Kona would put up with most of the shit girls gave him. He took their whining, their constant complaints of him being a player. Hell, he could even handle the teasing his friends gave him when he couldn’t shake an attached female following after him. He could even handle his mother’s bitching about working harder on his GPA. What he wouldn’t take, not from anyone, was being called dumb. That was below the belt.

This girl didn’t know him, and she made assumptions. He sure as hell wasn’t going to let her treat him like shit in the middle of the cafeteria. Not when his classmates and friends were all watching. He looked down at her when he stood, hands relaxed at his side, but he widened his stance, just in case this girl was the dramatic sort and thought she could get away with slapping him.

“You might wanna watch what you say.”

She didn’t blink, didn’t move back like most would do when they heard that hint of warning in his voice. Normally, people found him imposing and a little intimidating. Especially girls. But this chick didn’t seem bothered by his height or size. She seemed, in fact, too pissed off to care about anything but insulting him.

“Don’t you threaten me, Kona Hale. I don’t give a shit if you’re on the football team or weigh as much as a Volkswagen.
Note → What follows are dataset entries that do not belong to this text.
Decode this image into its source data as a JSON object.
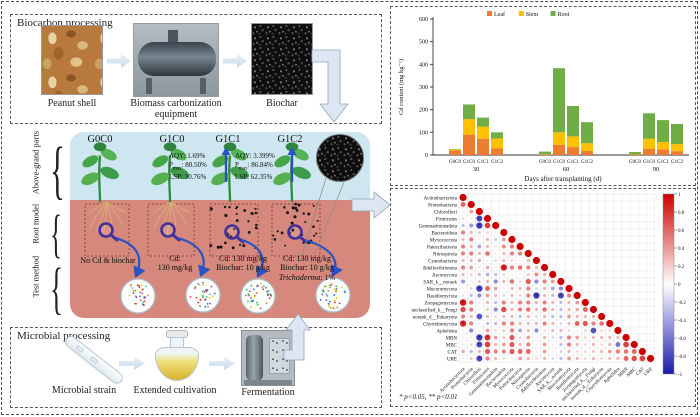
{
  "figure": {
    "biocarbon": {
      "title": "Biocarbon processing",
      "captions": [
        "Peanut shell",
        "Biomass carbonization equipment",
        "Biochar"
      ]
    },
    "treatment": {
      "columns": [
        "G0C0",
        "G1C0",
        "G1C1",
        "G1C2"
      ],
      "row_labels": [
        "Above-grand parts",
        "Root model",
        "Test method"
      ],
      "metrics": [
        {
          "aqy": "AQY: 1.69%",
          "p_label": "P",
          "p_sub": "max",
          "p_value": ": 80.50%",
          "lsp": "LSP: 30.76%"
        },
        {
          "aqy": "AQY: 3.399%",
          "p_label": "P",
          "p_sub": "max",
          "p_value": ": 86.84%",
          "lsp": "LSP: 62.35%"
        }
      ],
      "treatments": {
        "t1": "No Cd & biochar",
        "t2": [
          "Cd:",
          "130 mg/kg"
        ],
        "t3": [
          "Cd: 130 mg/kg",
          "Biochar: 10 g/kg"
        ],
        "t4": [
          "Cd: 130 mg/kg",
          "Biochar: 10 g/kg"
        ],
        "t4_species": "Trichoderma",
        "t4_pct": ": 1%"
      }
    },
    "microbial": {
      "title": "Microbial processing",
      "captions": [
        "Microbial strain",
        "Extended cultivation",
        "Fermentation"
      ]
    }
  },
  "chart_data": [
    {
      "type": "bar",
      "stacked": true,
      "ylabel": "Cd content (mg kg⁻¹)",
      "xlabel": "Days after transplanting (d)",
      "ylim": [
        0,
        600
      ],
      "yticks": [
        0,
        100,
        200,
        300,
        400,
        500,
        600
      ],
      "legend_position": "top",
      "groups": [
        "30",
        "60",
        "90"
      ],
      "bar_labels": [
        "G0C0",
        "G1C0",
        "G1C1",
        "G1C2"
      ],
      "series": [
        {
          "name": "Leaf",
          "color": "#ED7D31",
          "values": [
            [
              20,
              90,
              72,
              30
            ],
            [
              2,
              45,
              35,
              18
            ],
            [
              2,
              28,
              25,
              17
            ]
          ]
        },
        {
          "name": "Stem",
          "color": "#FFC000",
          "values": [
            [
              4,
              68,
              53,
              43
            ],
            [
              2,
              55,
              47,
              34
            ],
            [
              2,
              44,
              32,
              31
            ]
          ]
        },
        {
          "name": "Root",
          "color": "#70AD47",
          "values": [
            [
              2,
              65,
              40,
              27
            ],
            [
              11,
              283,
              134,
              93
            ],
            [
              9,
              112,
              97,
              89
            ]
          ]
        }
      ]
    },
    {
      "type": "heatmap",
      "subtype": "lower-triangle-correlation-bubbles",
      "labels": [
        "Actinobacteriota",
        "Proteobacteria",
        "Chloroflexi",
        "Firmicutes",
        "Gemmatimonadota",
        "Bacteroidota",
        "Myxococcota",
        "Patescibacteria",
        "Nitrospirota",
        "Cyanobacteria",
        "Bdellovibrionota",
        "Ascomycota",
        "SAR_k__norank",
        "Mucoromycota",
        "Basidiomycota",
        "Zoopagomycota",
        "unclassified_k__Fungi",
        "norank_d__Eukaryota",
        "Chytridiomycota",
        "Aphelidea",
        "MBN",
        "MBC",
        "CAT",
        "URE"
      ],
      "colorbar_ticks": [
        1,
        0.8,
        0.6,
        0.4,
        0.2,
        0,
        -0.2,
        -0.4,
        -0.6,
        -0.8,
        -1
      ],
      "colorbar_range": [
        -1,
        1
      ],
      "footnote": "* p<0.05, ** p<0.01",
      "matrix": [
        [
          1
        ],
        [
          0.6,
          1
        ],
        [
          0.1,
          0.4,
          1
        ],
        [
          0.2,
          0.1,
          -0.8,
          1
        ],
        [
          -0.3,
          -0.45,
          -0.85,
          0.75,
          1
        ],
        [
          0.5,
          0.3,
          -0.25,
          0.2,
          0.1,
          1
        ],
        [
          0.3,
          0.5,
          0.1,
          0.3,
          -0.25,
          0.4,
          1
        ],
        [
          0.5,
          0.3,
          -0.4,
          0.3,
          0.15,
          0.45,
          0.5,
          1
        ],
        [
          0.5,
          0.5,
          0.3,
          0.55,
          0.1,
          0.3,
          0.5,
          0.5,
          1
        ],
        [
          0.3,
          0.3,
          0.35,
          -0.1,
          -0.2,
          0.3,
          0.2,
          0.1,
          0.3,
          1
        ],
        [
          0.5,
          0.4,
          0.15,
          0.35,
          0.1,
          0.85,
          0.5,
          0.55,
          0.5,
          0.3,
          1
        ],
        [
          0.3,
          0.2,
          0.3,
          -0.35,
          -0.3,
          0.2,
          0.1,
          0.1,
          0.25,
          0.45,
          0.3,
          1
        ],
        [
          -0.45,
          0.1,
          0.25,
          0.3,
          -0.5,
          0.3,
          0.55,
          0.2,
          0.65,
          -0.5,
          0.5,
          0.4,
          1
        ],
        [
          0.1,
          -0.2,
          -0.85,
          0.6,
          0.4,
          0.1,
          0.3,
          0.3,
          0.5,
          -0.2,
          0.3,
          -0.4,
          -0.5,
          1
        ],
        [
          0.15,
          -0.3,
          -0.5,
          0.4,
          0.3,
          -0.2,
          0.3,
          0.2,
          0.5,
          -0.85,
          0.3,
          -0.3,
          -0.8,
          0.5,
          1
        ],
        [
          0.9,
          0.5,
          0.1,
          0.3,
          -0.3,
          0.5,
          0.3,
          0.5,
          0.5,
          0.3,
          0.5,
          0.3,
          -0.3,
          0.3,
          0.4,
          1
        ],
        [
          0.7,
          0.5,
          0.1,
          0.25,
          -0.5,
          0.7,
          0.3,
          0.5,
          0.55,
          0.3,
          0.55,
          0.3,
          -0.3,
          0.3,
          0.35,
          0.6,
          1
        ],
        [
          0.5,
          0.3,
          -0.75,
          0.3,
          0.2,
          0.3,
          0.3,
          -0.3,
          0.3,
          -0.2,
          0.3,
          -0.3,
          -0.3,
          0.4,
          0.3,
          0.3,
          0.3,
          1
        ],
        [
          0.85,
          0.5,
          0.1,
          -0.3,
          -0.3,
          0.5,
          0.5,
          0.3,
          0.3,
          0.3,
          0.5,
          0.3,
          -0.2,
          0.3,
          0.6,
          0.65,
          0.5,
          0.55,
          1
        ],
        [
          -0.1,
          -0.5,
          0.1,
          0.4,
          0.2,
          0.25,
          0.5,
          -0.4,
          0.3,
          -0.5,
          0.2,
          0.3,
          0.3,
          0.2,
          0.1,
          -0.2,
          -0.75,
          0.2,
          0.2,
          1
        ],
        [
          0.1,
          0.1,
          -0.85,
          0.8,
          0.4,
          0.25,
          0.65,
          0.2,
          0.4,
          0.1,
          0.3,
          -0.2,
          -0.3,
          0.5,
          0.4,
          0.2,
          0.3,
          0.3,
          0.3,
          0.3,
          1
        ],
        [
          0.1,
          0.2,
          -0.8,
          0.75,
          0.3,
          0.4,
          0.65,
          0.3,
          0.5,
          0.1,
          0.4,
          -0.1,
          -0.3,
          0.5,
          0.3,
          0.2,
          0.3,
          0.2,
          0.3,
          -0.6,
          0.75,
          1
        ],
        [
          0.35,
          -0.3,
          0.3,
          0.65,
          0.5,
          0.5,
          0.65,
          0.6,
          0.6,
          0.1,
          0.4,
          0.1,
          -0.2,
          0.3,
          0.2,
          0.2,
          0.25,
          0.3,
          0.4,
          0.5,
          0.55,
          0.6,
          1
        ],
        [
          0.1,
          0.25,
          -0.8,
          0.5,
          0.3,
          0.2,
          0.1,
          0.4,
          0.3,
          0.2,
          0.3,
          -0.2,
          -0.3,
          0.4,
          0.3,
          0.2,
          0.3,
          0.2,
          0.3,
          0.3,
          0.6,
          0.7,
          0.75,
          1
        ]
      ]
    }
  ],
  "colors": {
    "leaf": "#ED7D31",
    "stem": "#FFC000",
    "root": "#70AD47",
    "corr_positive": "#CC0000",
    "corr_negative": "#1A1AAE",
    "band_top": "#CDE6EF",
    "band_bottom": "#D5887B",
    "arrow_blue": "#2753C4"
  }
}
You’re messing with my grade.” She took a step closer and jabbed her finger into Kona’s chest and suddenly he wasn’t so relaxed. “No one screws with my grades.”

Around them, people were staring, leaning back and over each other to watch the small outburst, so Kona attempted calm, to keep things light, to keep this uptight chick from making more of a deal about him missing their meeting than she already had. “I’m not threatening anything. You just need to calm down.”

The girl closed her eyes, rubbed her fingers over the bridge of her nose as though she needed a moment to cool her simmering fury. Finally, she looked back at him, but the anger was still there and her expression remained tense. “Let me make this as simple as possible…and you’ll have to forgive me since it’s been a long damn time since I had to speak idiot.”

He took a step toward her, not threatening really, but just on the edge of a notice that he knew would seem like a warning.

“Carry your ass to the library tomorrow night at eight, or I tell Miller about what a slacker you are and you’ll fail. You need to keep a certain GPA to play, don’t you?”

He didn’t know why she was asking and he didn’t like that she was. “What of it?”

The girl—damn, Kona wished he could remember her name— lost the tension in her face and looked smug, calculating. “My cousin works in the office of the Dean of the English Department, and she has no problem changing grades.”

 “You wouldn’t,” he said, crossing his arms. “You don’t have it in you.”

That seemed to set her off. She mirrored his stance, moved her arms together over her chest before she stepped right up to him. “You have no idea what I have in me, and I promise you, you don’t want to find out.”

The way her cheeks colored, from anger, maybe from the run she clearly taken, had Kona’s mind reeling. He liked her anger, it did something to him he didn’t recognize, something that had his stomach clenching. “I don’t know, sweetheart, I think I might.”

“Tough shit. You’re not going to.” Next to them, Luka laughed, joined by the smart-assed little comments Nathan made about this girl kicking Kona’s ass. She was put off by both of them, whipped her gaze to the table and leveled a frown at Kona’s brother. “Something funny?” They were immediately quiet, eyes on anything but the scowling face of the girl in front of them. “I mean it,” she told Kona, returning her attention to him. “Tomorrow night. Library. Eight o’clock.”

He couldn’t even manage to respond, to open his mouth before she walked away, arms swinging as she ignored the stares she drew as she slammed open the dining hall door. When she marched away from him, Kona’s eyes trained onto her long, muscular legs and that lush, round ass that bounced with each stomp she made. He had to adjust himself, just watching her body move.

“Who the hell was that?” Luka asked, standing next to Kona.

“Dude, I have no clue, but I’m sure as hell gonna find out.”